Medical doctor and professor Dr. Joycelyn Elders was born on August 14, 1933 in Schaal, Arkansas to Curtis Jones and Haller Reed Jones. Elders attended Howard County Training School in Tollette, Arkansas in 1942. She earned a four-year scholarship to attend Philander Smith College in Little Rock, Arkansas where she received her B.S. degree in biology in 1952. In 1960, Elders earned her M.D. degree and her M.S. degree in biochemistry in 1967 from the University of Arkansas for Medical Sciences in Little Rock, Arkansas. In 1978, Elders earned her certification as a pediatric endocrinologist.
After she earned her M.D. degree, Elders began a pediatric internship at the University of Minnesota in St. Paul, Minnesota. She became the chief resident at the University of Arkansas Medical School in 1963. Elders was hired as an assistant professor at the University of Arkansas in 1971 and was promoted to the position of professor in 1976. In 1987, Arkansas Governor Bill Clinton appointed Elders as director of the Arkansas Department of Health. She then became the 15th Surgeon General of the United States under President Clinton in 1993. As Surgeon General, Elders focused on women’s reproductive health care and promoted sex, alcohol, drug, and tobacco education in public schools. She resigned from that position in 1994 and returned to the University of Arkansas, where she worked as a professor of pediatric endocrinology. In 2002, Elders retired from the University of Arkansas Medical Center. In 2016, the Jocelyn Elders Clinic was established in Kisinga, Uganda. The clinic served students at Garama Humanist Secondary School, and promoted sex education and treated students that suffered from diseases such as malaria.
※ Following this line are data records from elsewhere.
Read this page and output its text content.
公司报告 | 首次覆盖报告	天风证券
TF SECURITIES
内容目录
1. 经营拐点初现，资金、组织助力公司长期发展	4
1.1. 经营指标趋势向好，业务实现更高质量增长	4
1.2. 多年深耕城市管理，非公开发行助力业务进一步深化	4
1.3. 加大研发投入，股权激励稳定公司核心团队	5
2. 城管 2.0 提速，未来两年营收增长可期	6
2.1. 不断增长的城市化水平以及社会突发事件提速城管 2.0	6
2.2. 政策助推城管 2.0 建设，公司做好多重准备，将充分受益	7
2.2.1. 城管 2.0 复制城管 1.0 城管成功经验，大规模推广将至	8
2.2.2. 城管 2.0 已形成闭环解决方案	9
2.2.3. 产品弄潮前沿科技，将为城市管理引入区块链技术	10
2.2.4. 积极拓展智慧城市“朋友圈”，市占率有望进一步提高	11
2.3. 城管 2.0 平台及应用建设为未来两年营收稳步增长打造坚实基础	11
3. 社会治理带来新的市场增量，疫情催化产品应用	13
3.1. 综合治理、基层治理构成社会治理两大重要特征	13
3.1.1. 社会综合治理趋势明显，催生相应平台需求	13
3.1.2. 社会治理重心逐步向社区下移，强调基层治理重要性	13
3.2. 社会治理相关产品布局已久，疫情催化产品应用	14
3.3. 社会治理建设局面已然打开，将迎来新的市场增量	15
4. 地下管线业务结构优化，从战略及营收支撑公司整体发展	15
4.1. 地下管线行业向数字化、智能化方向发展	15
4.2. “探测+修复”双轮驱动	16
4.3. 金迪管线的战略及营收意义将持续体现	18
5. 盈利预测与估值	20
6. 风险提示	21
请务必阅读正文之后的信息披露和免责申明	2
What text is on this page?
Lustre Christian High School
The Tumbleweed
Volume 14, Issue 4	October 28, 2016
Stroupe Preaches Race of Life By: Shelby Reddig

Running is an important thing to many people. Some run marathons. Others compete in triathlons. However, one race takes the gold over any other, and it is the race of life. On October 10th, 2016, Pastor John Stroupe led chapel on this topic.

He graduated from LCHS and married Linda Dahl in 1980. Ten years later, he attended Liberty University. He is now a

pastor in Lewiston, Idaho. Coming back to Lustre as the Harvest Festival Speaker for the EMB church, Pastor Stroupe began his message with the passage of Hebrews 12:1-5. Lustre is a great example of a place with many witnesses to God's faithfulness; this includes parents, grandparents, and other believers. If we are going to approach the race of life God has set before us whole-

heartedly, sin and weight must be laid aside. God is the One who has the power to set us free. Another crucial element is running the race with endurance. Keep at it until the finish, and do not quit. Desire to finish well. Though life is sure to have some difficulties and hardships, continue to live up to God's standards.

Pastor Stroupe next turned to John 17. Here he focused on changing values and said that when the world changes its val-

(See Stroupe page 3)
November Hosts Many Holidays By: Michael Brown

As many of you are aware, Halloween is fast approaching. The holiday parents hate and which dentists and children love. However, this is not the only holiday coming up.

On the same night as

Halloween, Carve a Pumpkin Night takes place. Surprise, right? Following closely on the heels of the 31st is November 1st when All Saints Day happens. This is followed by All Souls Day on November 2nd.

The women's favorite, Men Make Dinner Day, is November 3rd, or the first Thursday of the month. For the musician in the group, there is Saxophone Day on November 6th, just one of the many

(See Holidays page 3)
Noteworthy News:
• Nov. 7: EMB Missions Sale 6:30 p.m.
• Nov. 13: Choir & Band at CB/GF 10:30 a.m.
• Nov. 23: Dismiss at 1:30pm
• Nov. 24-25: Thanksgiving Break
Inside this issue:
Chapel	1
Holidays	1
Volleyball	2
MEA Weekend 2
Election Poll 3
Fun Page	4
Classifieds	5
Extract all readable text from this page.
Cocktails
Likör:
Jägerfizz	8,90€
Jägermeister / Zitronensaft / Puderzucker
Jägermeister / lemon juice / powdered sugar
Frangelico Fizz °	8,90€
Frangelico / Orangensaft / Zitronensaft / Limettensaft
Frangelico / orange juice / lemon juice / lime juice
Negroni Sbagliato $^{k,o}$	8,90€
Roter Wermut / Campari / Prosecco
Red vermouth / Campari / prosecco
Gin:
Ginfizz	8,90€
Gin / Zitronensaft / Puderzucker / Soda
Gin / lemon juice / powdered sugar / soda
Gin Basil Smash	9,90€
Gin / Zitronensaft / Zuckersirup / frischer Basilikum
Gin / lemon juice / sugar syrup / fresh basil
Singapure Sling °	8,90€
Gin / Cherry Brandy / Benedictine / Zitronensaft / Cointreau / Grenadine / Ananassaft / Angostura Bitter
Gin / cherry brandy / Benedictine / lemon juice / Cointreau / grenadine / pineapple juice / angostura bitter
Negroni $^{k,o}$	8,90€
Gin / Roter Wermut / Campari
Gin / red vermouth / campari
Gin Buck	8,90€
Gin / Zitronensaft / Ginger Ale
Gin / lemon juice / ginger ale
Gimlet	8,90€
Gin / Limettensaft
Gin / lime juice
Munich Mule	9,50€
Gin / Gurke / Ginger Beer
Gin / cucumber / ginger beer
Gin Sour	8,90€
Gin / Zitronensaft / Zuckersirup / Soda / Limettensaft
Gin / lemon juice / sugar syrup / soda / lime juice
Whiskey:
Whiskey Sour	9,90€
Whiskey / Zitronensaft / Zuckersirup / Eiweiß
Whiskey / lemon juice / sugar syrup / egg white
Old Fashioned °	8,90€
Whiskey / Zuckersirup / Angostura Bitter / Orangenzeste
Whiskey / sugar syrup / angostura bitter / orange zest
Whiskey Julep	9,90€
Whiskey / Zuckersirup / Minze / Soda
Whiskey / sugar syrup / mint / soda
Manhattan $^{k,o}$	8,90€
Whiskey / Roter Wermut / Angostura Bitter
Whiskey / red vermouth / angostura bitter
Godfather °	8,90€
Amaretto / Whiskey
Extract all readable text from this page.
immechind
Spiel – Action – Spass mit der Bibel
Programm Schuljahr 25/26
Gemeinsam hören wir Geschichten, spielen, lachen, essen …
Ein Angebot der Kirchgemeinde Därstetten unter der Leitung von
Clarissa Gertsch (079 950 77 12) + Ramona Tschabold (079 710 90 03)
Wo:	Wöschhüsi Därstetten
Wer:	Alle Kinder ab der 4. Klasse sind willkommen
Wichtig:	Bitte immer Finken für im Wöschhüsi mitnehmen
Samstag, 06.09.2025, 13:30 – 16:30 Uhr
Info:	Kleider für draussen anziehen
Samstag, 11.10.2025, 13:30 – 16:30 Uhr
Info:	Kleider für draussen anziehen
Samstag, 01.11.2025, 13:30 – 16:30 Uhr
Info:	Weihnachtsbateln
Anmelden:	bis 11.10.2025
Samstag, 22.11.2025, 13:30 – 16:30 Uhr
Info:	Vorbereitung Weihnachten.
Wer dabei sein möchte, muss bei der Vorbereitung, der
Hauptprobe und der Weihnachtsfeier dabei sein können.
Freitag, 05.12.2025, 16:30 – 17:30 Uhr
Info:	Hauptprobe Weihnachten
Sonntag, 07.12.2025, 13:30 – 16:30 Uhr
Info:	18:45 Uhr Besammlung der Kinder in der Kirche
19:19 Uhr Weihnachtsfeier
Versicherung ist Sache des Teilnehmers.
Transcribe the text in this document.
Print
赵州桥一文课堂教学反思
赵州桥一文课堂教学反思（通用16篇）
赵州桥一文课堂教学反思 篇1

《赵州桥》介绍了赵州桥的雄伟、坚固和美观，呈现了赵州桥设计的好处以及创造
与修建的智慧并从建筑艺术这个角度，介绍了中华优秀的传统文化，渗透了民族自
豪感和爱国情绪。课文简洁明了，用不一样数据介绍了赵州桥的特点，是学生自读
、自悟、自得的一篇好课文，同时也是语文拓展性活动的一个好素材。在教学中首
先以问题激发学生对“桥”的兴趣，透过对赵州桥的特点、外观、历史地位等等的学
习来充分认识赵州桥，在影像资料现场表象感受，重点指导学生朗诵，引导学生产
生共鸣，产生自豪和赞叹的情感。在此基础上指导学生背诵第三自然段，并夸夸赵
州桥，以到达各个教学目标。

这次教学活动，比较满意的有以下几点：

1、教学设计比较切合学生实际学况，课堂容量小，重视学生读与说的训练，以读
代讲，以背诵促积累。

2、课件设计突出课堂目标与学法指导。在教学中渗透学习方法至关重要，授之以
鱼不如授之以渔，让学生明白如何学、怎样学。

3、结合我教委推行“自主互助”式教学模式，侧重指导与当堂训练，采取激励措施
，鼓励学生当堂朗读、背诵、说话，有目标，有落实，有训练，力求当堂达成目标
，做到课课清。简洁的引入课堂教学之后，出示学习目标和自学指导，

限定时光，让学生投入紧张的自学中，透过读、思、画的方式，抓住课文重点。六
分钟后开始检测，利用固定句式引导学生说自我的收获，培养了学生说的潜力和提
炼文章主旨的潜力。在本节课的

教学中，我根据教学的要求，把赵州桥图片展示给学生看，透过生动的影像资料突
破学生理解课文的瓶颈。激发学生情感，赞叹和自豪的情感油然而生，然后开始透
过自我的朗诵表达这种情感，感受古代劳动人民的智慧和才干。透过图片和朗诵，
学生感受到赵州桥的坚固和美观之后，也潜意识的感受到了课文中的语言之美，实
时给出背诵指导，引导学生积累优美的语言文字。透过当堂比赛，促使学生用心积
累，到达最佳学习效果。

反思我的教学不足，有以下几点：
During her career, Elders published over one hundred academic papers that related to insulin resistance and other endocrine disorders. In 1997, she published her memoir, From Sharecroppers’ Daughter to Surgeon General of the United States of America.
Elders was the recipient of the Woman of Distinction Award from Worthen Bank in 1987, the Arkansas Democrat Woman of the Year from Statewide Newspaper in 1998, and the Candace Award from the National Coalition of 100 Black Women in 1991. She was inducted into the Arkansas Women’s Hall of Fame in 2016. Elders also received the Career Development Award from the National Institute of Health. In 2009, The Joycelyn Elders Chair in Sexual Health Education was established at the University of Minnesota Medical School.
In 1992, Elders was elected president of the Association of State and Territorial Health Officers. She was also a board member for the National Center for Healthy Housing.
Dr. Joycelyn Elders was interviewed by The HistoryMakers on September 20, 2017.